Another study by Velpandian et al,¹⁸ done at our Centre, was on the stability of latanoprost in generic formulations using controlled degradation and patient usage simulation studies. Extreme pH conditions, oxidation, light, and heat were found to be the significant factors for high degree of latanoprost degradation. We did not evaluate the role of temperature in the present study, although high temperatures during the summer season (45°C) may impact travoprost concentrations.

In conclusion, this pilot study demonstrated significant variations in the physical properties of branded generics. According to the pharmacopeia, the drug concentration should be within 10% of the labeled values, but two of the generic formulations did not meet this criterion. However, we did not perform a clinical correlation of the physical properties and the IOP lowering efficacy and, therefore, cannot comment on the impact of these physical variations in drug properties on the IOP outcomes or the side effects.
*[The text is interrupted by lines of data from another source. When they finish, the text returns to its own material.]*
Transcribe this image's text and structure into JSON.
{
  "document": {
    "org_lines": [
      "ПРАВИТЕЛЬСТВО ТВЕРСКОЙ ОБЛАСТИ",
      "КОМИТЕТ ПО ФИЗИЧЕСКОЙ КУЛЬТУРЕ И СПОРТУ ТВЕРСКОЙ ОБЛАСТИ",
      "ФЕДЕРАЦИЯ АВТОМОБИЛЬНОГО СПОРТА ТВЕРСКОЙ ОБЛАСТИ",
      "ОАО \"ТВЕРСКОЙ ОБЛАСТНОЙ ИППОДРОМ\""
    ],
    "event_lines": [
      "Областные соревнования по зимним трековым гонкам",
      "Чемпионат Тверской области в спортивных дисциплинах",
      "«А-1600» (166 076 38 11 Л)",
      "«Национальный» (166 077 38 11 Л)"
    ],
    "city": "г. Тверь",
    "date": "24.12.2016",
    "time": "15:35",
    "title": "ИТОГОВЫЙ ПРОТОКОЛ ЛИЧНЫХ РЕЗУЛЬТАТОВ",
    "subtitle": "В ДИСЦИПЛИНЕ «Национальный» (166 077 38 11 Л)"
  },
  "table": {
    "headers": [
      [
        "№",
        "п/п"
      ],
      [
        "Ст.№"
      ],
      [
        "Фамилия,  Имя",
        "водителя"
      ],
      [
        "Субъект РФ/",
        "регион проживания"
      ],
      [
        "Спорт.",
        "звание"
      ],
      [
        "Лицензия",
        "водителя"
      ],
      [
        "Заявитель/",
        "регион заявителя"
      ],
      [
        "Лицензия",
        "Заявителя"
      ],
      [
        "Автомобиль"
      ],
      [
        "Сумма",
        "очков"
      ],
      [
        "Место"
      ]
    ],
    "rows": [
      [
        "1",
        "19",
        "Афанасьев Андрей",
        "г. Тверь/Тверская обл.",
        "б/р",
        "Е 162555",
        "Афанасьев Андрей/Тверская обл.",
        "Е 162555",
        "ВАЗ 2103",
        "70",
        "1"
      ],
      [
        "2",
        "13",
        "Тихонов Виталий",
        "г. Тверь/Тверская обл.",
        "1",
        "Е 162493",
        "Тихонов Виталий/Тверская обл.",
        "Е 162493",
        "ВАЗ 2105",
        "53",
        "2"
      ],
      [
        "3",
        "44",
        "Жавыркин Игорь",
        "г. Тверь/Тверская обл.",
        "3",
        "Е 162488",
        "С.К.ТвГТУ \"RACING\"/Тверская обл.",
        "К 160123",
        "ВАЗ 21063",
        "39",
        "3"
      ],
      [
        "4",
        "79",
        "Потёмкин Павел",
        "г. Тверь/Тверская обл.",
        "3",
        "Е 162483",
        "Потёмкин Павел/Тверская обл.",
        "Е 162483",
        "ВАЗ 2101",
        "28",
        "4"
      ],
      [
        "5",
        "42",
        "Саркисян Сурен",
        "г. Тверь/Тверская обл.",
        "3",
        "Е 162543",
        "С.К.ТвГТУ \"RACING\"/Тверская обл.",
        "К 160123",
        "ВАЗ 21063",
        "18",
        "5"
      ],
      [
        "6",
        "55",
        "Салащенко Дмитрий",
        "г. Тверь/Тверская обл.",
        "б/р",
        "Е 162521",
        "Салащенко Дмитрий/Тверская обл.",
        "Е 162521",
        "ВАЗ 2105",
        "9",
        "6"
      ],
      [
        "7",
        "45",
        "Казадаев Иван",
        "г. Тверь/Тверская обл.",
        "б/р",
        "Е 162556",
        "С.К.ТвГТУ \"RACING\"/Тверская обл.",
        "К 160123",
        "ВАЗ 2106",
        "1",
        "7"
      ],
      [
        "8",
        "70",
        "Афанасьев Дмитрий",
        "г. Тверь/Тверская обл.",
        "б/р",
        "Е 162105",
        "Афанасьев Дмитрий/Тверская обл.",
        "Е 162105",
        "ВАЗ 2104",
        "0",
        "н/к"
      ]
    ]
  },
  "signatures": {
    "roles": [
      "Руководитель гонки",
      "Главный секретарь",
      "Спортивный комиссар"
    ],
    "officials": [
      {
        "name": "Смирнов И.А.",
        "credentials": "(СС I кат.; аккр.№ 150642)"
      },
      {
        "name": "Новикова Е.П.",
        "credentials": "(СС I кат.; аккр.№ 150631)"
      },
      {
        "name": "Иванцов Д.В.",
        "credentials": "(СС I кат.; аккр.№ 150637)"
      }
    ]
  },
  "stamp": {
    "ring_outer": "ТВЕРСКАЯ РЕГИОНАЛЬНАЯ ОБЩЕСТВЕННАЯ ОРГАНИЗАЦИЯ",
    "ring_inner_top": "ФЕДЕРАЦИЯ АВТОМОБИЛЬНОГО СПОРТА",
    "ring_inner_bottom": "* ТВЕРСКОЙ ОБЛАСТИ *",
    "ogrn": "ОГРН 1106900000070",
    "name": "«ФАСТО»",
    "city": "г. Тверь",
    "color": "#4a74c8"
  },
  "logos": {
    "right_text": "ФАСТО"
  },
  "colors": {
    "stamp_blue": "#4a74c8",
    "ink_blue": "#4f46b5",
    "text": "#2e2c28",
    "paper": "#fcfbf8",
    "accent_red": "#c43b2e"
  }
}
This study underscores the need for a better quality control, as new generic ocular hypotensive medications become available for public use and, at the same time, reiterates the fact that physical properties of some generic formulations are at par with international standards and may serve as good substitutes for the branded versions. It must be kept in mind that not all generic glaucoma medications are comparable to the branded counterparts, even though they may still be therapeutically effective in many instances.